After the presentations and small group discussions, Montgomery County residents will share their personal experiences of how racial segregation impacted their lives. 

Robert Stubblefield, a poet and local activist, will share his story about growing up Black in eastern Montgomery County. “One of the things I hope comes out of this is that the past is never past. It is always present. What we experience when we are younger plays a role and influences us every day,” he said. 

The discussion will also cover how residential segregation impacts schools and student experiences. “In Montgomery County, three quarters of our Black and Hispanic students attend our highest poverty public schools, excluding them from myriad opportunities available to lower poverty school students,” said Jill Ortman-Fouse, a former school board member.

Councilmembers Tom Hucker, Andrew Friedson, and Hans Riemer will also share their perspectives on the policy changes that have been made to create a more inclusive county, and what still needs to happen.

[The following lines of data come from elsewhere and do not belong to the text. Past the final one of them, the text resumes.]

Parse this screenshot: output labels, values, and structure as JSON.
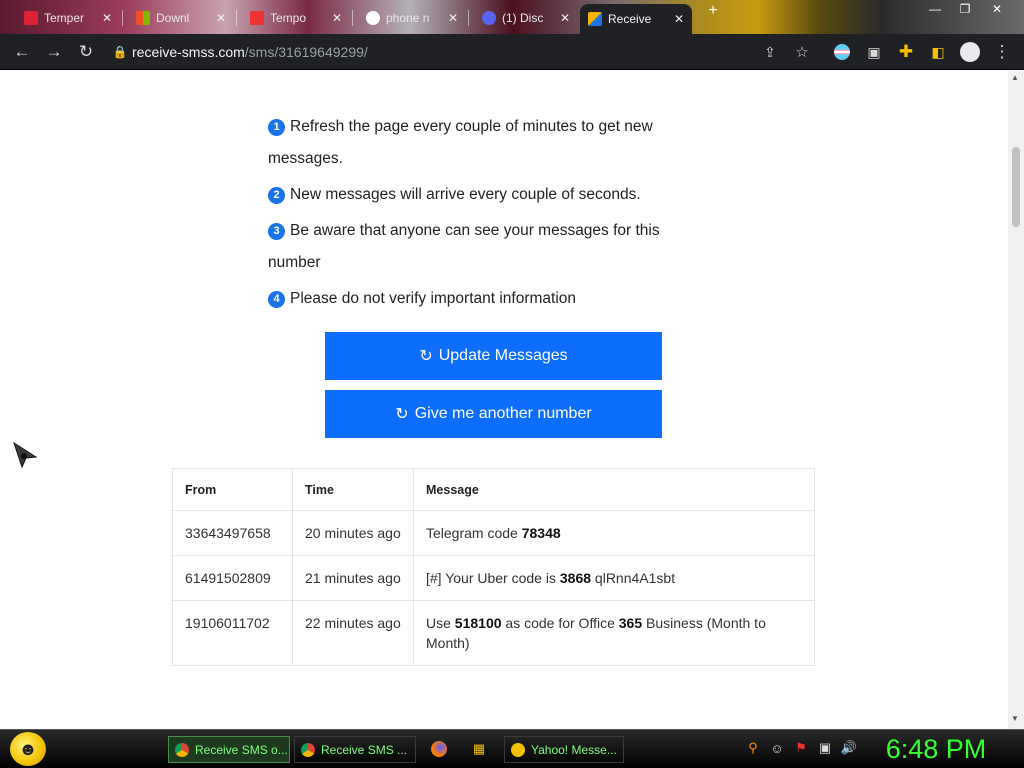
{
  "browser": {
    "tabs": [
      {
        "title": "Temper",
        "close": "✕"
      },
      {
        "title": "Downl",
        "close": "✕"
      },
      {
        "title": "Tempo",
        "close": "✕"
      },
      {
        "title": "phone n",
        "close": "✕"
      },
      {
        "title": "(1) Disc",
        "close": "✕"
      },
      {
        "title": "Receive",
        "close": "✕"
      }
    ],
    "url_host": "receive-smss.com",
    "url_path": "/sms/31619649299/"
  },
  "instructions": [
    {
      "num": "1",
      "text": "Refresh the page every couple of minutes to get new messages."
    },
    {
      "num": "2",
      "text": "New messages will arrive every couple of seconds."
    },
    {
      "num": "3",
      "text": "Be aware that anyone can see your messages for this number"
    },
    {
      "num": "4",
      "text": "Please do not verify important information"
    }
  ],
  "buttons": {
    "update": "Update Messages",
    "another": "Give me another number",
    "refresh_glyph": "↻"
  },
  "table": {
    "headers": {
      "from": "From",
      "time": "Time",
      "message": "Message"
    },
    "rows": [
      {
        "from": "33643497658",
        "time": "20 minutes ago",
        "msg": [
          {
            "t": "Telegram code "
          },
          {
            "b": "78348"
          }
        ]
      },
      {
        "from": "61491502809",
        "time": "21 minutes ago",
        "msg": [
          {
            "t": "[#] Your Uber code is "
          },
          {
            "b": "3868"
          },
          {
            "t": " qlRnn4A1sbt"
          }
        ]
      },
      {
        "from": "19106011702",
        "time": "22 minutes ago",
        "msg": [
          {
            "t": "Use "
          },
          {
            "b": "518100"
          },
          {
            "t": " as code for Office "
          },
          {
            "b": "365"
          },
          {
            "t": " Business (Month to Month)"
          }
        ]
      }
    ]
  },
  "taskbar": {
    "tasks": [
      {
        "label": "Receive SMS o...",
        "active": true
      },
      {
        "label": "Receive SMS ...",
        "active": false
      },
      {
        "label": "Yahoo! Messe...",
        "active": false
      }
    ],
    "clock": "6:48 PM"
  },
  "colors": {
    "accent": "#0d6efd",
    "badge": "#1a73e8",
    "clock": "#33ff33"
  }
}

Finally, Jane Lyons, the Maryland Advocacy Manager at the Coalition for Smarter Growth, will discuss how residents can continue a dialogue about these issues, including by getting involved with the county’s new general plan update and local organizations advocating for racial justice in land use and housing.

“Many people don’t know the history of how government policy intentionally segregated our neighborhoods, and that legacy continues today,” said Lyons. “In order to plan for the future, we have to understand the history that got us here.”


The Coalition for Smarter Growth is the leading organization in the Washington, DC region dedicated to making the case for smart growth. Our mission is to promote walkable, bikeable, inclusive, transit-oriented communities, and the land use and transportation policies needed to make those communities flourish.